Il più rilevante, secondo fonti quirinalizie, è la sorpresa e l’irritazione di Sergio Mattarella per una iniziativa quantomeno sgrammaticata, visto che il Csm è organo collegiale e il vertice è il Quirinale, con cui ogni passo deve essere concordato.

Meloni non poteva che aver messo in conto tale reazione, ma fonti di FdI confermano come sia stato considerato preminente mandare un messaggio alle toghe «non di sinistra», per mostrare che l’attacco non è all’intera categoria.

Tentando di ridimensionare lo scontro, il ministro della Giustizia Carlo Nordio ha detto di aver incontrato anche lui Pinelli, «credo sia perfettamente normale che vi sia questa interlocuzione che non vulnera nessuna prassi o legge dello Stato». Vero fino a un certo punto, visto che per prassi il vicepresidente viene delegato o dal plenum o dal Quirinale, quando ha incontri ufficiali con altri poteri e proprio il comunicato di Chigi ha dato a quello con Meloni il crisma della formalità. Il tentativo di normalizzazione, infatti, convince in pochi al Csm.

Senza contare che Nordio ha rincarato la dose contro le toghe, chiedendo loro dal salone della Giustizia di «fare un passo indietro» rispetto alle continue «critiche» ai provvedimenti del governo attraverso le sentenze. Lapidaria l’Anm: «Non si può arretrare nell'esercizio della professione. I provvedimenti possono essere impugnati».

Il no di Pinelli

Pinelli, che probabilmente non aveva previsto le conseguenze della sua iniziativa, ora è barricato dietro le sue posizioni e ha scelto di non rispondere in plenum – registrato e trasmesso su radio radicale – alla richiesta ufficiale presentata da 14 consiglieri di riferire in plenum sui contenuti del dialogo.
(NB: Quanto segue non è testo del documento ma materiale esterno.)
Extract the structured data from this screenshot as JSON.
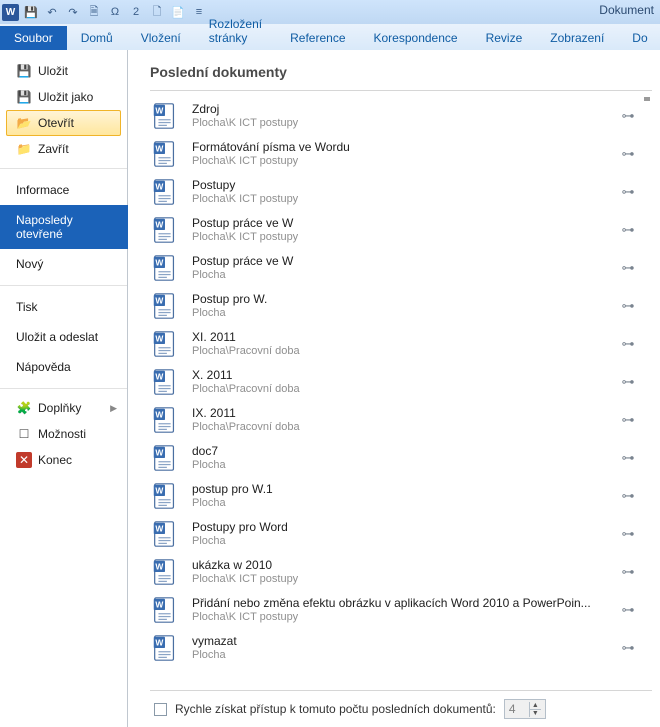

«La mia presenza in sede è costante e le mie porte sono aperte, sono quindi ben lieto di poter interloquire con chi manifestasse ancora interesse per l’incontro istituzionale da me avuto», ma «voglio sin d’ora rassicurare che si è ovviamente trattato di un incontro programmato nell’ambito di una corretta e istituzionale relazione tra organi dello Stato».

Anche su questo, però, i dubbi sono molti: come se non bastasse la reazione registrata dal Colle, fonti sia laiche che togate raccontano di come Pinelli, nel corso degli ultimi mesi, si starebbe muovendo per accreditarsi presso palazzo Chigi. E Meloni, incontrandolo proprio nell’acme dello scontro con i magistrati, avrebbe fatto leva proprio su questo.

Nel tentativo di smorzare anche i retroscena sui contenuti della conversazione con la premier, fonti del Csm vicine alla presidenza hanno anche chiarito che nell’incontro «è stata ribadita la loro fiducia nella magistratura, nonché il disinteresse della premier per qualunque polemica con le toghe».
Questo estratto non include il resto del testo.